For high traffic, your best options are:
- Kentucky bluegrass: Possibly the most common of all cool-season grasses. Although, it can be slow to establish from seed this grass handles cold winters and fills in easily. Most importantly, though, foot traffic does not damage this grass.
- Perennial Rye grass: This medium textured grass handles traffic and drought conditions easily. It also mixes well with other grasses.
Caution: Do not use fine leaf fescue in high traffic areas since this grass has a low tolerance for foot traffic.
Shade means different things to different people, so let’s define shade. When dealing with grass, a shady area gets about 4-6 hours of sunlight per day. If the area gets less than four hours of sun a day, consider planting a groundcover instead of grass.
For shade, your best options are:
- Fine-leaf fescue: Although this grass has a low tolerance for traffic, it performs well in the shade and is also drought tolerant.
- Tall Fescue: This is a great low-maintenance grass that thrives in shade.
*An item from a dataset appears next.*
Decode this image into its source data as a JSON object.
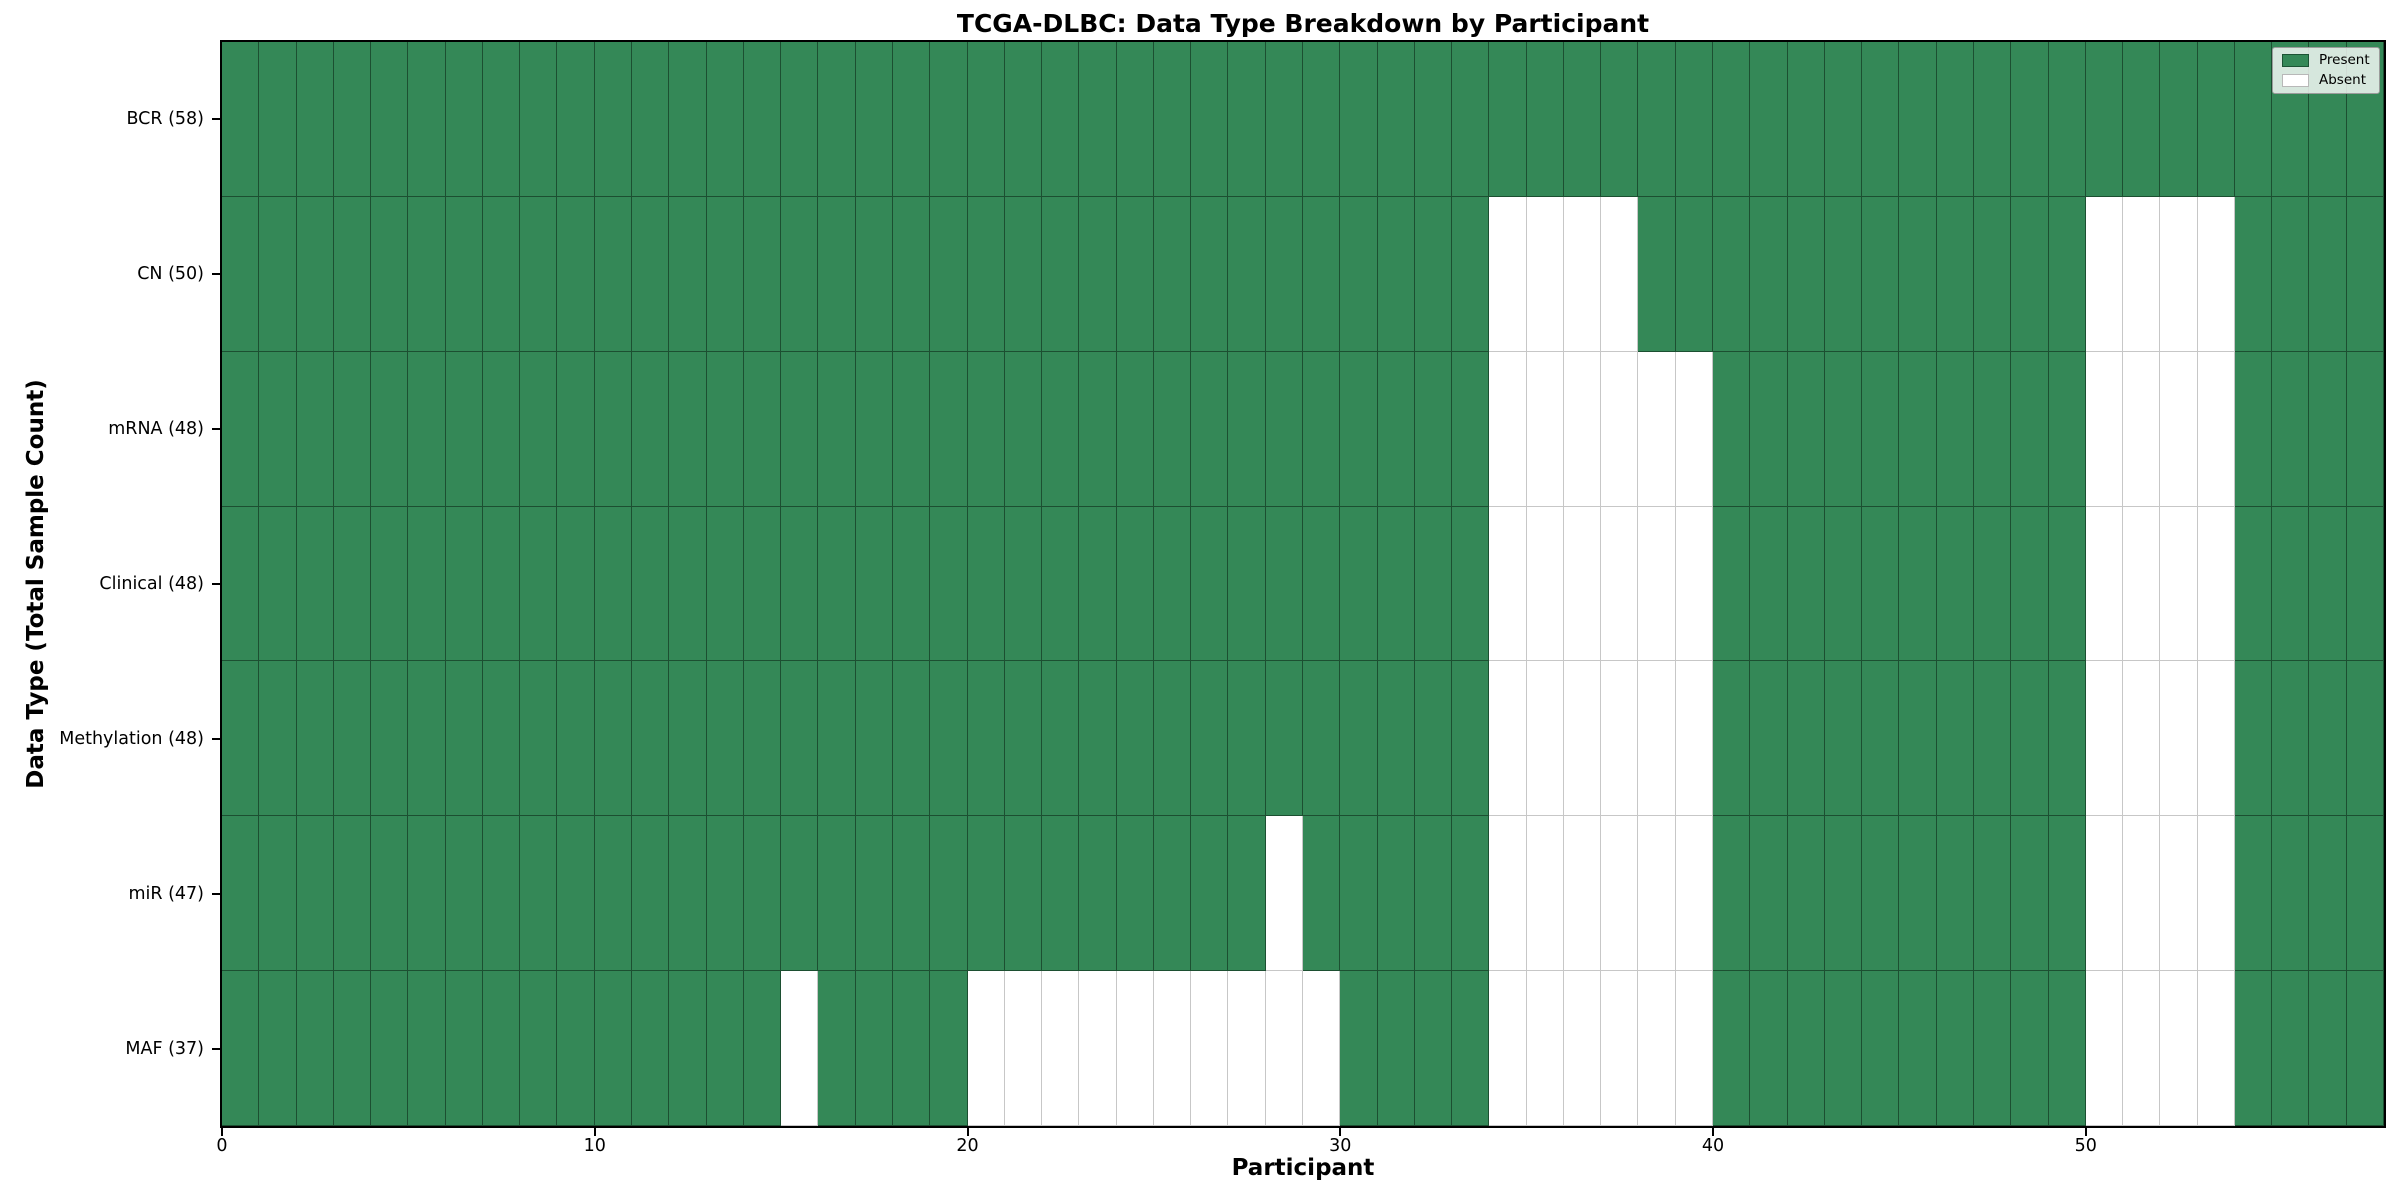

It handles foot traffic slightly better than fine leaf fescue and it is known for the rapid establishment rate of its seed.
- Blend of fescue, perennial rye and Kentucky bluegrass: Although Kentucky bluegrass does not do well when it is the only grass variety in a shady area, in a blend with rye grass and fescue, the three grasses create a shade-tolerant mix that can handle foot traffic.